Case #04 Discussion:

 

This baby is the 32 week, 1275g infant daughter of a 39 year old female who is Hepatitis B core+ and Hepatitis C+. The pregnancy was complicated by trisomy 21, twin gestation, alcohol, tobacco, and cocaine use, and poor prenatal care. The infant was born via C-section with some respiratory insufficiency. On physical exam, she was hypotonic with slanting palpebral fissures, epicanthal folds, and minimal tongue thrusts. Her abdominal, pulmonary, and cardiac exams were unremarkable. Her anus was patent and she had clinodactyly of the 5th fingers bilaterally. Prenatal ultrasound showed gastric distension.

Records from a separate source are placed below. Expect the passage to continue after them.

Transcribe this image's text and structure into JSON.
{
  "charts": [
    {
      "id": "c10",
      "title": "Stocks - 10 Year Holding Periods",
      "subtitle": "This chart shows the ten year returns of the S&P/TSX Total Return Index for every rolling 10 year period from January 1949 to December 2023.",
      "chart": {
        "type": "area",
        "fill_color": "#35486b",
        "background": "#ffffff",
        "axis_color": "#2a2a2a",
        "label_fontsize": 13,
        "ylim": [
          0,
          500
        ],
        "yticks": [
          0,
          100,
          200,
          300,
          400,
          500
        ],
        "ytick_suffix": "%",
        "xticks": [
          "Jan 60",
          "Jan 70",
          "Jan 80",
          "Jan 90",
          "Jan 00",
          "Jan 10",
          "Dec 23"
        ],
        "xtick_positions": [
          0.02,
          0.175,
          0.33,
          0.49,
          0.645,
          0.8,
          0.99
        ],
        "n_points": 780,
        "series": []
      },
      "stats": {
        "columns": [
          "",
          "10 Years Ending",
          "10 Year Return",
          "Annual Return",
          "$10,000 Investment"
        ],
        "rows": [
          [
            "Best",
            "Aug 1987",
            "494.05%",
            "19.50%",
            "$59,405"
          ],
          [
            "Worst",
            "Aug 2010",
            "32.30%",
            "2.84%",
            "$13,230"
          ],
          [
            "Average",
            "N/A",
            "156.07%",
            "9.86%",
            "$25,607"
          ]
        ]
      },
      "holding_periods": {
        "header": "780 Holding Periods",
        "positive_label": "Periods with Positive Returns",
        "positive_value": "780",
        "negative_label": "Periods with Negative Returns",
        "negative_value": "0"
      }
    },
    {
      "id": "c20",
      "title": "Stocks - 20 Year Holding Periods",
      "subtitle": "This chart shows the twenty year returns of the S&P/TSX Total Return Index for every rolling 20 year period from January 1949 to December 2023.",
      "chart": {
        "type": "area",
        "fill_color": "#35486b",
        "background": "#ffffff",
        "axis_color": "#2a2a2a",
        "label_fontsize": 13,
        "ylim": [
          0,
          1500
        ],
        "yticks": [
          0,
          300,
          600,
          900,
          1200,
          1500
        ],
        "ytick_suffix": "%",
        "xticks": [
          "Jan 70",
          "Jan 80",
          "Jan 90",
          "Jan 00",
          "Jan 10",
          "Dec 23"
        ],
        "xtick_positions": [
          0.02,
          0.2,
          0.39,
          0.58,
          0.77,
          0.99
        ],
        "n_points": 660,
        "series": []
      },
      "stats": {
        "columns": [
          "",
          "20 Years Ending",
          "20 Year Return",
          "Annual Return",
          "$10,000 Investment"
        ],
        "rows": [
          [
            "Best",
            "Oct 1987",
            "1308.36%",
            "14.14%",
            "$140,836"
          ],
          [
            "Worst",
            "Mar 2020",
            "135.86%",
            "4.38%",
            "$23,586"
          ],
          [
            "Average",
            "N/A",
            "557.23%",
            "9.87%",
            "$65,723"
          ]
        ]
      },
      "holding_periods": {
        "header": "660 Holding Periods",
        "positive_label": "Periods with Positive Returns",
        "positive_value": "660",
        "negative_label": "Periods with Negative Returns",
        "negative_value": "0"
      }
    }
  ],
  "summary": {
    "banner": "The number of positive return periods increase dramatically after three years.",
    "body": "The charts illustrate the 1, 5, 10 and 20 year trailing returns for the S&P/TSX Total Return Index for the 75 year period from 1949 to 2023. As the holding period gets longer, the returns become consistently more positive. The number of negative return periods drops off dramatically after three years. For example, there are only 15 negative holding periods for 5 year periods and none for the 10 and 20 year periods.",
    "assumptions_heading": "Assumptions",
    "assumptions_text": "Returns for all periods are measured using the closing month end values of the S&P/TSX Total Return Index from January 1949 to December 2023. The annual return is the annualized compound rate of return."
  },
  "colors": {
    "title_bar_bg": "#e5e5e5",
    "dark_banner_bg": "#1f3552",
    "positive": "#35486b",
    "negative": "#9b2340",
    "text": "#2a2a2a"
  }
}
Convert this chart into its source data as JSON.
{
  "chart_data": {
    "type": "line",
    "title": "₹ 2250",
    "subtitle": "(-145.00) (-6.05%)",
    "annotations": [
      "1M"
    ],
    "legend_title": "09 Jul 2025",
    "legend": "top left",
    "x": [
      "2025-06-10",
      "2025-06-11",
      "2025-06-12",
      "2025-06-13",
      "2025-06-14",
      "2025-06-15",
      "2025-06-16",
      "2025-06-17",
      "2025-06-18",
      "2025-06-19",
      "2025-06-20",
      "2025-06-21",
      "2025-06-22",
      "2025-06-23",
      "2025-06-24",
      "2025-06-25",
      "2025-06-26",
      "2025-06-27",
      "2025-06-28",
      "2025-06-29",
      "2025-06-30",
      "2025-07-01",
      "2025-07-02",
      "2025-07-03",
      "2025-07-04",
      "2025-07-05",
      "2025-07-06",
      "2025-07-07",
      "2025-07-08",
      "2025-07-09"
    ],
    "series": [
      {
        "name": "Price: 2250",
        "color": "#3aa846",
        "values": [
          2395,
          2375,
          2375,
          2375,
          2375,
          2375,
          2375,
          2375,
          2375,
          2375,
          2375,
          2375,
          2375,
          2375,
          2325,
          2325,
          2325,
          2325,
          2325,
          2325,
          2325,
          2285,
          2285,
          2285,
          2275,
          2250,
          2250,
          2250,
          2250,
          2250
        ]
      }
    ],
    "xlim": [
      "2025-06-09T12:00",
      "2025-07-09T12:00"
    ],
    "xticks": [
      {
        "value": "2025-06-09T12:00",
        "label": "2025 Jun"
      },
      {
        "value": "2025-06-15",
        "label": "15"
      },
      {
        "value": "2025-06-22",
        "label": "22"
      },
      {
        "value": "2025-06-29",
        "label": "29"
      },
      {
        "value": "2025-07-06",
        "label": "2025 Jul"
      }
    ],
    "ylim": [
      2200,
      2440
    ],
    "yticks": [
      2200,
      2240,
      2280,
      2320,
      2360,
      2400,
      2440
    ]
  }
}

At birth, plain film (Image #1) showed gasseous distension of the stomach with a lack of air in the distal small bowel and colon. This finding is characteristic of the"double-bubble" found in duodenal obstructions. Swallowed air collects in the stomach and proximal duodenum and causes distension. The differential diagnosis for this is as follows:

  1. There could be a lack of air in the distal bowel simply because enough time has not elapsed to allow air to pass completely through the digestive system. However, there should not be gastric or duodenal distension. Repeat plain films should show progression of air through the GI tract.
  2. DuodenalAtresia: Complete obstruction of the duodenum results in a blind pouch either with fibrous bands connecting to the distal GI tract or no communication whatsoever. Duodenal atresia is strongly associated with Down's syndrome (trisomy 21) and results from a failure of the duodenal lumen to properly form between the 8th and 10th weeks of gestation. The site of the obstruction is often near the Ampulla of Vater with the atretic point beyond the ampulla in 80% of cases. As a result, these patients often present with bilious vomiting and abdominal distension. The combination of Down's syndrome and vomiting necessitates a work up for atresia or some other form of duodenal obstruction. Associated conditions include esophageal or tracheoesophageal fistulas, and bony abnormalities of the thorax and pelvis. Atresia can be recognized on prenatal ultrasound screening.
  3. Duodenal web/stenosis: Symptomatically similar to duodenal atresia, resulting from partial obstruction. The lumen remains intact but is decreased in size.
  4. Malrotation of the midgut: Failure of the 270 degree counterclockwise rotation of the small bowel about the superior mesenteric artery. As a result, there is proximity between the cecum and the duodenum resulting in shortened mesenteric attachments. This predisposes the bowel to volvulus around the SMA. Malrotation also predisposes to obstruction secondary to Ladd's bands crossing the duodenum.
  5. A less common cause of the "double-bubble" is the congenital malformation resulting in the portal vein forming anteriorly to the duodenum. Such a condition causes duodenal obstruction.
  6. Annular pancreas: This congenital abnormality results due to the persistence of the ventral pancreatic anlage.

While it can be seen that the "double-bubble" is not necessarily specific for one condition per se, its presence does require prompt evaluation and therapeutic intervention.

Therapy

In the case of duodenal atresia, stenosis, or web, surgery is indicated. A nasogastric tube is first placed to decompress the abdomen. The surgical procedure of choice is a duodenoduodenostomy with a diamond shaped anastamosis. A duodenojejunostomy may also be peformed. In the case of a malrotation, a Ladd's procedure is indicated. A catheter is passed through the duodenum to identify other points of obstruction. While distal obstruction occurs in only 3% of these patients, it is important to identify them with the catheter as they will not present radiologically on the initial films. Failure to do so will result in plain films showing gastric and duodenal distension more distally than before and would necessitate a second surgery and subject the patient to further morbidity and surgical risks. The surgery for annular pancreas is the same as for atresia. Finally, membranes may be surgically excised.

Post Surgical Course

A post surgical plain film (Image #2) shows residual air within the peritoneum. There was no significant bowel gas distal to the surgical anastamosis. On post-op day 5, there is free air in the abdomen in an unusual distribution. There appears to be mass effect pushing abdominal contents towards the left. An upper GI series showed no duodenal stricture or obstruction, but did demonstrate a leak at the duodenal anastamosis (Image #4). Incidentally, the contrast did not freely disperse in the abdomen indicating right sided loculation. The patient had a pig-tail catheter placed for drainage of the collection.